The OP only asked about freight trains so my first reply was to that. My passenger trains include everything 2 car commuters to the 9 car Walthers 20th Century Limited set. My favorites are the 3-4 car local passenger trains with a mixed consist of heavyweight and lightweight cars. I think those have a lot of character. My new branchline will have a doodlebug.
My shortest train is a passenger train made up of 6 Roundhouse Palace Cars being pulled by a 4-4-0, while my longest train is a freight made up of 40 freight cars (good micture of 50’ and 40’ cars) being pulled by a F7 ABBBA set.
I currently am running a switching shelf layout. I have run-around tracks at each end of the layout that can handle about 10 40’ freight cars, so the normal train is about 8 cars with caboose. I have one town in place, and am adding another (track and buildings in place, but no scenery yet); each town has industries that can handle 8-9 freight cars at max.
Eventually there will be reverse loops added as the layout continues to expand, so eventually I will be running passenger trains up to 7 cars, and iron ore trains around 30 cars long.
On my 4x8 table-top pike I have run a 4-unit consist of GP40’s with twenty-four 32-foot hoppers and a caboose.
I admit that it looked absolutely unprototypical. There was less than two cars distance from the lead loco to the caboose.
Typically I run between 4- to 16-cars per train. I have a 4% grade to get up to the coal unloading platform. On that grade I run a max of 8 hoppers with a consist of 2 GP30’s and a helper GP30.
On the mainline; consisting of 18- and 15-inch radius snaptrack, I run the longer 16-car coal drag.
Because of the tight radius curves I only run GP’s or 4-axel switchers.
For the Olde Tyme excursion train I run a USRA 0-6-0 with a Vanderbuilt tender and two 47-foot passenger cars and a bobber caboose. This is able to negotiate down the 15-inch radius corkscrew trestle.
Don’t have a layout but plans are for “prototypical” lengths and engine sets. 1964-1970 SP&S & GN/NP power consists, I need to get some GN GP9’s, WP, UP and SP units as well. More foreign cars as well.
At the Pasadena Model Railroad Club, we frequently run 30-50 or more freight cars, and passenger trains can go 10-20. Here’s a hundred car train being pulled by a scratchbuilt UP coal turbine.
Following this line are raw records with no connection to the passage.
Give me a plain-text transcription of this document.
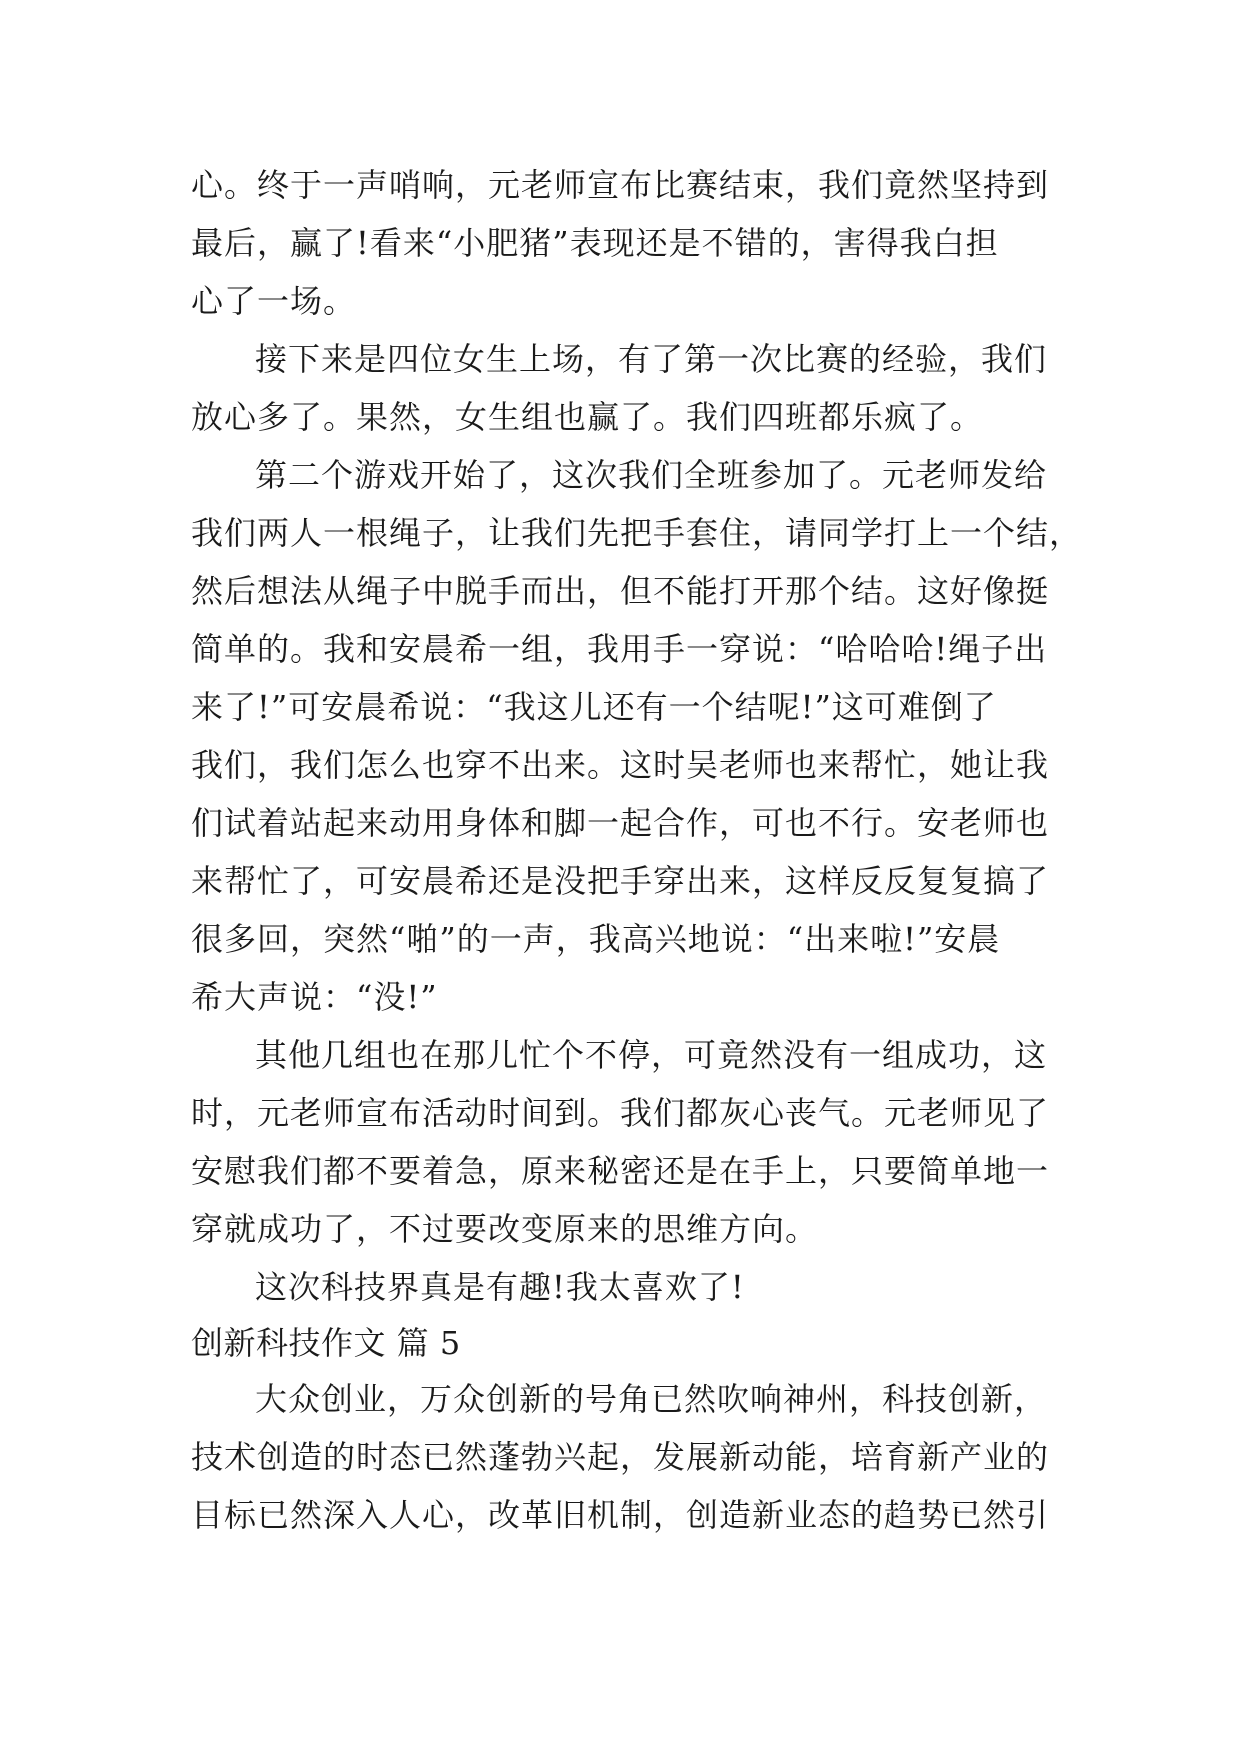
心。终于一声哨响，元老师宣布比赛结束，我们竟然坚持到
最后，赢了!看来“小肥猪”表现还是不错的，害得我白担
心了一场。
接下来是四位女生上场，有了第一次比赛的经验，我们
放心多了。果然，女生组也赢了。我们四班都乐疯了。
第二个游戏开始了，这次我们全班参加了。元老师发给
我们两人一根绳子，让我们先把手套住，请同学打上一个结，
然后想法从绳子中脱手而出，但不能打开那个结。这好像挺
简单的。我和安晨希一组，我用手一穿说：“哈哈哈!绳子出
来了!”可安晨希说：“我这儿还有一个结呢!”这可难倒了
我们，我们怎么也穿不出来。这时吴老师也来帮忙，她让我
们试着站起来动用身体和脚一起合作，可也不行。安老师也
来帮忙了，可安晨希还是没把手穿出来，这样反反复复搞了
很多回，突然“啪”的一声，我高兴地说：“出来啦!”安晨
希大声说：“没!”
其他几组也在那儿忙个不停，可竟然没有一组成功，这
时，元老师宣布活动时间到。我们都灰心丧气。元老师见了
安慰我们都不要着急，原来秘密还是在手上，只要简单地一
穿就成功了，不过要改变原来的思维方向。
这次科技界真是有趣!我太喜欢了!
创新科技作文 篇 5
大众创业，万众创新的号角已然吹响神州，科技创新，
技术创造的时态已然蓬勃兴起，发展新动能，培育新产业的
目标已然深入人心，改革旧机制，创造新业态的趋势已然引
It was fine in the flats but it all went a bit pear-shaped when we hit the 2% grade… A couple of broken couplers and one stringline. A couple of mid-train helpers got us up the hill.
My little HO scale switching layout is only about 20 ft long, point-to-point with about 4 feet of that as staging (will use cassette or sector plate to maximize this in the future). My trains are no more than about 8 or 9 cars maximum, one engine and a caboose.